We all sometimes have those moments where we stop and think, “What the bloody hell am I doing?” For good reasons as well as bad, we all know the feeling I think.
Last night was definitely one of those moments for me.
After travelling just over two hours across from Auckland we’d arrived in Hahei mid-afternoon. After a failed attempt at going for a walk, we had dinner and then set off into the night on a recommendation (actually, assumption) from the hotel manager and a passing recognition of the place name.
The car was packed with all the necessities: towels, spade, first aid kit, Prosecco, torch, and we wound our way to our starting point. A pitch black pay and display car park, with a single other vehicle parked up.
We had seen the glow of head torches disappearing into the trees as we rounded the last bend so we made like sheep and followed.
Following the sound of the ocean, we meandered through the absolute darkness, assuming we were going the right way and not just heading further off the main road and into the middle of nowhere. Me with my phone torch on, trying not to trip and damage the Prosecco, of course.
And this is how I found myself, at 10 ‘o’ clock at night, roaming Hot Water Beach with a spade and randomly digging holes.
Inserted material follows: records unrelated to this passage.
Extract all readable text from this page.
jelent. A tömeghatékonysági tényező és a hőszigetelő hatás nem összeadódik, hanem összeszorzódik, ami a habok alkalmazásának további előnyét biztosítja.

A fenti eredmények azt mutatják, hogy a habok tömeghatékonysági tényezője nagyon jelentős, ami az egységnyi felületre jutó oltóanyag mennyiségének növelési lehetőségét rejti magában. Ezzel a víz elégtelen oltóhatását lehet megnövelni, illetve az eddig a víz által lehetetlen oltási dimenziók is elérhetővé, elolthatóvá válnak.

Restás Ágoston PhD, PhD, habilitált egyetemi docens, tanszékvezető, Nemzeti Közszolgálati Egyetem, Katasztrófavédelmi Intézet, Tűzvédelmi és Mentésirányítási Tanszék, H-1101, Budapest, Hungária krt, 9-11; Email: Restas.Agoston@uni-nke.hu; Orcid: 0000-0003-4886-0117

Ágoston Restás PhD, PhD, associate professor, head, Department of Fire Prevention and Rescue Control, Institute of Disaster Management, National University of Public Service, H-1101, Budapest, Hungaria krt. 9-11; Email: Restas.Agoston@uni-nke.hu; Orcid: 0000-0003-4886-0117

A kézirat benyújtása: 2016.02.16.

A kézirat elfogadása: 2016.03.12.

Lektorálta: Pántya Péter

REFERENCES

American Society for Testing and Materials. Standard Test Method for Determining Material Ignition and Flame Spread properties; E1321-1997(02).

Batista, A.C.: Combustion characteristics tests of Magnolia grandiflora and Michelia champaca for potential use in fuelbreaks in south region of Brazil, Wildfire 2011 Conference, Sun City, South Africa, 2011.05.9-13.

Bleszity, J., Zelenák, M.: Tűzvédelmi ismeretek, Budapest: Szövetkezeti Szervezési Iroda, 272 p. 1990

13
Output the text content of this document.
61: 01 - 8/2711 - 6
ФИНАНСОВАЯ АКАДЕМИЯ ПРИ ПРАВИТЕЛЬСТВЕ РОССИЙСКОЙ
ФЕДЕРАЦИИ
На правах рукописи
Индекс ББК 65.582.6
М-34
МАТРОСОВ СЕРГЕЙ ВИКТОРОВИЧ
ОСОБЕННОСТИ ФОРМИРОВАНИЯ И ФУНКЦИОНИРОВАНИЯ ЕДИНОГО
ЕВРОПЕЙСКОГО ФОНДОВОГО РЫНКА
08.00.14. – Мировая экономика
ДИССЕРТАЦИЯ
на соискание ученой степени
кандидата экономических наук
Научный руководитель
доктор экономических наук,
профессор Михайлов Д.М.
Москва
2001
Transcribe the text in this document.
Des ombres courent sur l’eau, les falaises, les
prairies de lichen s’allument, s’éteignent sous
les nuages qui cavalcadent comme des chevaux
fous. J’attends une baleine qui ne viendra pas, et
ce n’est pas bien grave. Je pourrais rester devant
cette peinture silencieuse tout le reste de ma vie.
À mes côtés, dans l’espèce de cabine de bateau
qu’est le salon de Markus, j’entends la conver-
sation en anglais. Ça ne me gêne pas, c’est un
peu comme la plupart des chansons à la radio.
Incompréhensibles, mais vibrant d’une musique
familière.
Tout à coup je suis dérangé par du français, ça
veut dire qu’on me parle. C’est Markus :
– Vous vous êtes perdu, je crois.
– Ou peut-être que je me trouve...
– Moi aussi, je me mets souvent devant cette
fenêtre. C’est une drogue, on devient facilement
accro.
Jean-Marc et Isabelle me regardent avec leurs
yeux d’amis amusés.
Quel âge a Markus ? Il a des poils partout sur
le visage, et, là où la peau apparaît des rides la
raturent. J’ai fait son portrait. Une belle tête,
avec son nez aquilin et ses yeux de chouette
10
Bear with me.
After digging a rather large one, the idea being a beach bath big enough for two; I realised there was a bit more science behind this than merely digging a hole. There was steam rising from several other mini lagoons around us whilst I was ankle deep in cold water.
Cue striding up and down the beach trying to determine where the sand felt hot, and making small exploratory holes at various intervals. Picture me hopping around the sand, excitedly proclaiming, “this bit feels warm!” only to be assured that I was totally wrong. Roaming a beach in the dark, when it is technically Autumn, meant my feet had fallen out with me and stopped sending the appropriate messages. They regretted their attitude when I happened upon a stream of super-heated water and didn’t realise until I was several panicked hops away from soothing cold sand.
I’ll admit I was feeling pretty disheartened, a teensy bit silly, and more than jealous of the people who had found good spots and were wallowing in their warm geothermal sandpits with steam billowing up around them.
So I was more than a little relieved when third time turned out to be the charm as the last hole we dug happened to be almost perfect. With only one spade between us, I had been helping dig by scooping the sand with my hands. I realised we were on to a winner when I couldn’t take the heat anymore. Imagine plunging your hands into fresh hot washing up water, when you’ve forgotten to put any cold in. With no exaggeration or hyperbole, that is what it felt like. On a beach. At night. With the Pacific rolling in not 20 metres away.
At first I had to make do with sitting at the edge of our little pool and revelling in the heat from the safety of the sand. Then little by little I could tolerate the water and actually lie down in it. Success!
I felt like a little sea creature I can’t quite place the name of. Something that inelegantly but indulgently digs itself in to the sand for warmth. I scooped sand from underneath me and wriggled down into the piping hot water, immersing myself as much as I could stand. I had fashioned a little sand headrest and procured the bottle of Prosecco.
This was the moment. The warm embrace of the thermal pool, the sound of music and snatches of murmured conversation from other nocturnal heatseekers. The ocean patiently caressing the shore, while steam rose and drifted across the sand, hazing the moon. A clear view of the stars now the torches were off, the Southern Cross and the vaguest smudge of the Milky Way.
A surreal and weightless moment. An organic, completely free experience, pretty much stumbled across without knowing what to expect, but memories made nevertheless.